Green Jobs: Planting the seeds of opportunity
"Most people would see gardening - not being sexist, but as a woman's pastime.
"It really isn't. It's for everyone who wants to get outside and get their hands dirty and plant things and watch them grow and excel in the sunlight."
These are not the words of Alan Titchmarsh, but of a teenager on an allotment on the outskirts of Belfast.
Thomas Potter left school with one GCSE and no work experience. He tried and rejected art college and chef training. Now he has a level one qualification in horticulture under his belt.
"I couldn't describe how much more confident I am in this working environment than I am in a kitchen or in the art world," he said.
"It's so much easier for me to comprehend this. I was born and raised in the country and this just works for me."
Thomas is on the Green Jobs scheme, part-funded by the government. It is an attempt to tackle youth unemployment and it takes on people who are aged 16-24 and are not in employment, education or training.

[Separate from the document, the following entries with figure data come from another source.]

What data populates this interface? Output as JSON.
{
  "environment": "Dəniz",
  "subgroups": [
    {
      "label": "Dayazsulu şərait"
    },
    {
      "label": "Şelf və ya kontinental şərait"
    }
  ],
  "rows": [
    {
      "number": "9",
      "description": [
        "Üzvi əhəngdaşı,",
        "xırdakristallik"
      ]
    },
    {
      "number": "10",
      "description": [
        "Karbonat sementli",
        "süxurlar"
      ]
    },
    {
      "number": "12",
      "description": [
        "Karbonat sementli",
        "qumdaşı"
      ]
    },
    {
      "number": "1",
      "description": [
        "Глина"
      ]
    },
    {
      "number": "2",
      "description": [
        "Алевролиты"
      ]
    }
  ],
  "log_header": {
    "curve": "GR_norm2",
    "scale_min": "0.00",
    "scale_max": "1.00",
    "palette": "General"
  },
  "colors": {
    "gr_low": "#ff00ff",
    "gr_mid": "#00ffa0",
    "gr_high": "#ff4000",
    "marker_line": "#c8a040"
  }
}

The statistics are stark. There are 48,000 young people in Northern Ireland who fit that description - 22% of 16-24 year-olds.
Green Jobs in numbers
22 - percentage of young people in Northern Ireland who are not in work, school or training
48,000 - number of young people in Northern Ireland who aren't in work, school or training
7 - number of trainees who started Green Jobs with no qualifications at all. They all earned some through the scheme.
40/25/35 - percentages of costs provided respectively by European Social Fund/ Department of Employment and Learning/ Groundwork NI
£399,452 - total cost of Green Jobs scheme for two years (to 2015)
Source: Groundwork NI/ Department of Employment and Learning
As well as learning to control weeds and design gardens, Thomas and his 11 course-mates were given training in maths and English, and got CVs and interview tips.
The course leader acknowledges there might not be enough jobs to go around when the training is over.
Kieran Monaghan said: "If a job in horticulture, parks, gardening, comes up, we're hoping that they have all the qualifications and the hands-on work experience that they can go into an interview and stand a chance of getting that job - but we are realistic, we understand there aren't that many jobs on the ground."
He is full of praise for Thomas and the 11 others on the scheme and says their dedication belies the common perception of young people.
"There's a lot of negative publicity about young people but I see the true side of it," he said.
"These are young people who we don't pay, they don't get expenses, but they get out of bed every morning. They're all keen to learn and they want to work."
For all that he and his team prepare the trainees, they can't create jobs. However, some of the trainees would like to take matters into their own hands.
Paul Culbert, 23, said: "There's a couple of us talking at the moment, considering pulling together and actually creating a company. Hopefully down the line we can get that together."
In time, this project's funders will judge whether they got it right, with statistics measuring how many young people finished Green Jobs and went on to get actual green jobs.
For now, their best recommendation is the fact that Thomas, who once had just one GCSE, can explain the pH balances of soil in detail.
He plans to go to university to study botany or landscape design.